Windows 8 offers two modes of work: Metro and Desktop. Desktop is the mode we are used to, most apps that work on Windows 7, will work fine on Desktop mode including LSP. Metro is the new mode that uses sandbox for each app, Metro app can’t use normal Win API, it has to use WinRT which is a special Metro API.

How this affects DLL injection?

It is possible to inject DLLs into Metro apps, BUT, you will not be able to redirect Winsock traffic to localhost, it has nothing to do with the injection but a general limitation of Metro, localhost redirection will also fail if you try NDIS/WFP and try to modify the raw IP packet directly.

What’s next?

Any application that wants to intercept Metro based apps and redirect to localhost must use WFP proxy redirection, since all other method will not work with Metro (TDI/DLL Injection/LSP/NDIS)
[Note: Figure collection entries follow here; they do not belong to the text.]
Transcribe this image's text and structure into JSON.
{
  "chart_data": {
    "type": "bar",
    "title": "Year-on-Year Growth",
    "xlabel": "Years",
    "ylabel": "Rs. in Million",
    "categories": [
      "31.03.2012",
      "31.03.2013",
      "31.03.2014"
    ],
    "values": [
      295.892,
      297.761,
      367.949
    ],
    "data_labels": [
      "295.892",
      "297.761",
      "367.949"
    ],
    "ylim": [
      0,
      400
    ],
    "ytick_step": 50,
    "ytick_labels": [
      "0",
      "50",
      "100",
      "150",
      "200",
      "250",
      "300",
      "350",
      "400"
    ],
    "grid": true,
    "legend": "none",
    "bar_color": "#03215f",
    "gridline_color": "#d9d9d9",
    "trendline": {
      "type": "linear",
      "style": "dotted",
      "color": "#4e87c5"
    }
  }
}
Does Komodia has a solution?

Yes, we have a WFP component and adjusted it to work with Windows 8 new interception requirements, you can visit the product’s page: Komodia’s Redirector.

Is DLL injection dead?

DLL injection is not dead yet, in June 2012 around 42% of OS are Windows XP which can’t use WFP, so any company that still wants to support XP can use DLL injection, Windows 7 has 40% market share that supports DLL injection as well.

The advantage of Komodia’s solution that it supports the same API for WFP and LSP, so you don’t need to worry about the OS differences, Komodia’s solution doesn’t use DLL injection.